Cascara (dried coffee cherries) - Finca Las Lajas
WATERMELON, RED CURRANT & HIBISCUS
ORIGIN: Costa Rica
PRODUCER: Chacón Solano family - Finca Las Lajas
REGION: Central Valley, Sabanillas de Alajuela
GROWING ALTITUDE: 1500 m.
VARIETAL: Caturra, Catuaí (organic)
WHAT IS CASCARA?
Cascara, which means “husk,” “peel” or “skin” in Spanish, is the dried skins of coffee cherries.
Coffee beans are the seed of a fruit, which is called the coffee cherry. The fleshy fruit can vary in colour based on its variety, but is most often red when ripe. The cherry itself contains caffeine (that’s how coffee gets its caffeine), potassium and is high in antioxidants. The fruit protects its seeds against insects and other wildlife as they grow and develop.
In many cases the coffee cherries are turned into compost and used on the farm as fertilizer, but in some cases the coffee farmer also produce dried coffee cherries for export, this is called Cascara.
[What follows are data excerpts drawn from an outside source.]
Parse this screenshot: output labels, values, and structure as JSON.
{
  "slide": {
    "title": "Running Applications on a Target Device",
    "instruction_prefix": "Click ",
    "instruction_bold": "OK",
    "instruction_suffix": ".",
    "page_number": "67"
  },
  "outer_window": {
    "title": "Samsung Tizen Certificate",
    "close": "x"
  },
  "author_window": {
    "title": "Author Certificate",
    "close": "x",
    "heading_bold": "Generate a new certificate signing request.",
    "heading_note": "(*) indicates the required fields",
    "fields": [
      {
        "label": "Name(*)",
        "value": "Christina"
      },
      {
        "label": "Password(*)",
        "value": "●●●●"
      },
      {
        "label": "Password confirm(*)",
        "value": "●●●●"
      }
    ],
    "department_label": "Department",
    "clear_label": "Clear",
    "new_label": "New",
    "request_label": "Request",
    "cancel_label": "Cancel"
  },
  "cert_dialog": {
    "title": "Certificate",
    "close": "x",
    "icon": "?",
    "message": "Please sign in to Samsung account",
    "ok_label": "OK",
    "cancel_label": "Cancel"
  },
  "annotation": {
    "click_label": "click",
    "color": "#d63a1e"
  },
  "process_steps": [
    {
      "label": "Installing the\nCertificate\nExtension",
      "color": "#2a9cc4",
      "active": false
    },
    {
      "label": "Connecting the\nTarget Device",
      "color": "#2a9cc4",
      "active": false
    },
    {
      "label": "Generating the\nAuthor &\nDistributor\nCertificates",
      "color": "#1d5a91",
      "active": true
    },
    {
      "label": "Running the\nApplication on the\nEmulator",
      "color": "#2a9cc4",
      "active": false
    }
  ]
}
We are very proud to work with Finca Las Lajas in Costa Rica, an extremely talented and sustainable farmer, that produces our high end Cascara.
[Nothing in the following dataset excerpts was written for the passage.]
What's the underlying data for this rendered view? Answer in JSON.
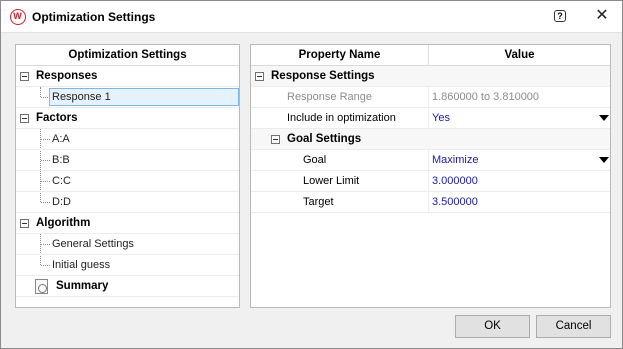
{
  "window": {
    "title": "Optimization Settings",
    "help_glyph": "?",
    "close_glyph": "✕",
    "app_icon_letter": "W"
  },
  "tree": {
    "header": "Optimization Settings",
    "responses": {
      "label": "Responses",
      "items": [
        "Response 1"
      ]
    },
    "factors": {
      "label": "Factors",
      "items": [
        "A:A",
        "B:B",
        "C:C",
        "D:D"
      ]
    },
    "algorithm": {
      "label": "Algorithm",
      "items": [
        "General Settings",
        "Initial guess"
      ]
    },
    "summary": {
      "label": "Summary"
    }
  },
  "grid": {
    "columns": {
      "property": "Property Name",
      "value": "Value"
    },
    "response_settings": {
      "label": "Response Settings",
      "response_range": {
        "name": "Response Range",
        "value": "1.860000 to 3.810000"
      },
      "include": {
        "name": "Include in optimization",
        "value": "Yes"
      }
    },
    "goal_settings": {
      "label": "Goal Settings",
      "goal": {
        "name": "Goal",
        "value": "Maximize"
      },
      "lower_limit": {
        "name": "Lower Limit",
        "value": "3.000000"
      },
      "target": {
        "name": "Target",
        "value": "3.500000"
      }
    }
  },
  "buttons": {
    "ok": "OK",
    "cancel": "Cancel"
  }
}
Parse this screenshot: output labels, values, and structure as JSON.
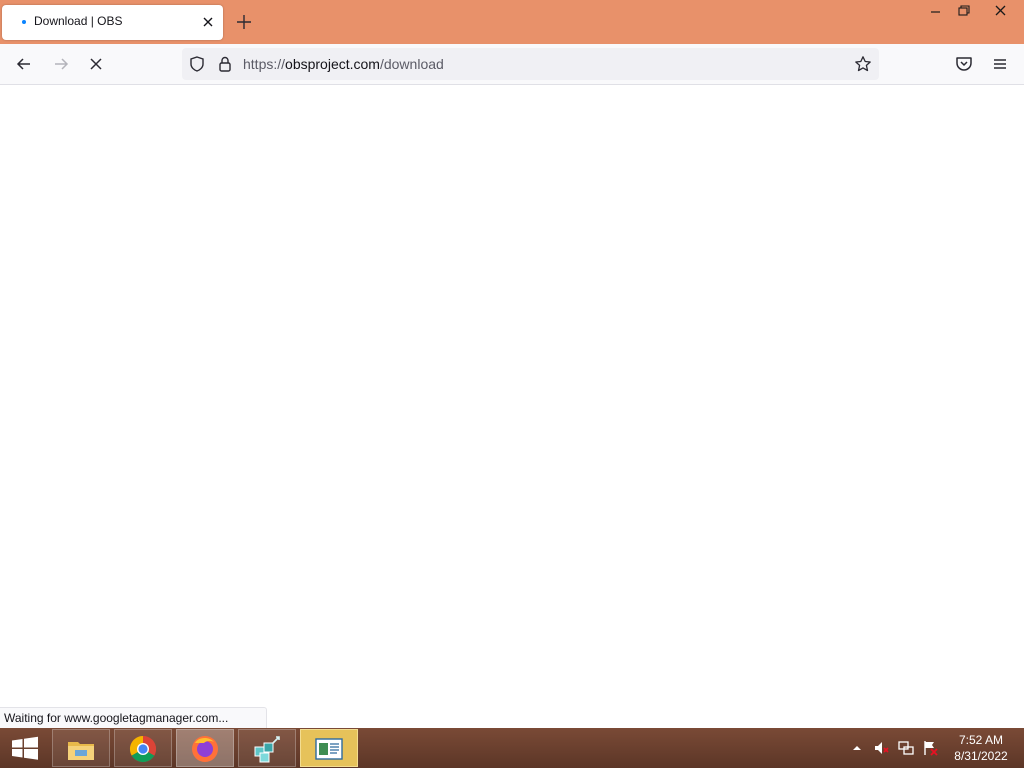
{
  "browser": {
    "tab": {
      "title": "Download | OBS"
    },
    "url": {
      "scheme": "https://",
      "domain": "obsproject.com",
      "path": "/download"
    }
  },
  "status_bar": {
    "text": "Waiting for www.googletagmanager.com..."
  },
  "taskbar": {
    "items": [
      "file-explorer",
      "chrome",
      "firefox",
      "network-app",
      "document-app"
    ],
    "clock": {
      "time": "7:52 AM",
      "date": "8/31/2022"
    }
  },
  "colors": {
    "titlebar": "#e8916a",
    "loading_dot": "#0a84ff",
    "taskbar": "#6b3f2e"
  }
}
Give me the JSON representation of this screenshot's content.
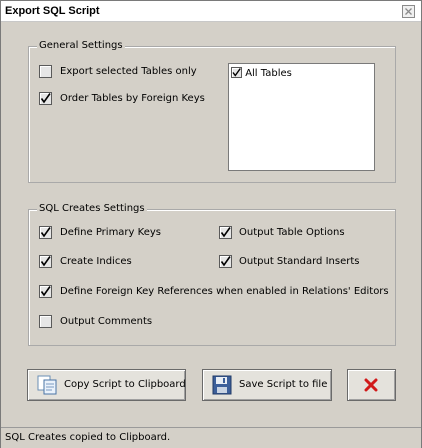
{
  "window": {
    "title": "Export SQL Script"
  },
  "general": {
    "label": "General Settings",
    "export_selected": {
      "label": "Export selected Tables only",
      "checked": false
    },
    "order_fk": {
      "label": "Order Tables by Foreign Keys",
      "checked": true
    },
    "table_list": [
      {
        "label": "All Tables",
        "checked": true
      }
    ]
  },
  "sql_creates": {
    "label": "SQL Creates Settings",
    "define_pk": {
      "label": "Define Primary Keys",
      "checked": true
    },
    "output_table_options": {
      "label": "Output Table Options",
      "checked": true
    },
    "create_indices": {
      "label": "Create Indices",
      "checked": true
    },
    "output_standard_inserts": {
      "label": "Output Standard Inserts",
      "checked": true
    },
    "define_fk": {
      "label": "Define Foreign Key References when enabled in Relations' Editors",
      "checked": true
    },
    "output_comments": {
      "label": "Output Comments",
      "checked": false
    }
  },
  "buttons": {
    "copy_clipboard": "Copy Script to Clipboard",
    "save_file": "Save Script to file",
    "close_icon": "red-x-icon"
  },
  "status": {
    "text": "SQL Creates copied to Clipboard."
  }
}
The Chacón Solano family has been growing coffee for over 80 years and three generations in the foothills of the Poás volcano in the Central Valley.
Once the cherries have been harvested, the pulp is sun-dried, thus allowing for the extraction of the coffee beans from the cherry, giving the Cascara a unique taste of watermelon, red currant aroma and hibiscus flower notes, with a mango aftertaste.
Although it comes from the coffee plant, Cascara tastes nothing like coffee when brewed. Because it’s brewed from a dried fruit, it most closely relates to an herbal tea or tisane.
Cascara generally has a caffeine content that is about 25% that of coffee or less, even after a longer than normal steeping period. It has been surmised that the sugars present in the cascara contribute to the energized feeling reported by many of its drinkers.
Sustainability is a key component of our mission statement at Gust Coffee Roasters, and using every aspect of a product without wasting, is a core component of that statement. When we drink our Finca Las Lajas cascara brew, we’re reminded of the long and storied history of the coffee tree and its fruit, and are delighted by the floral, fruity flavors presented by the cascara infusion.
Brewed hot or cold, Cascara is a super interesting way to enjoy, without wasting anything from that amazing coffee plant we love so much!
Drink it hot:
- weight out 10g of Cascara
- add 400g of hot water at 95°C (brew ratio 1:40) in a tea pot with filter or french press
- wait for 4 minutes and stir 5 times
- wait another 4 minutes and your infusion is ready!
Drink it cold:
- weight out 20g of Cascara
- add 400g of cold water (brew ratio 1:20) in a tea pot with filter or french press
- let it sit in your fridge overnight (10-18h)
- remove the Cascara from the filter
- Add some ice cubes and your cold cascara is ready!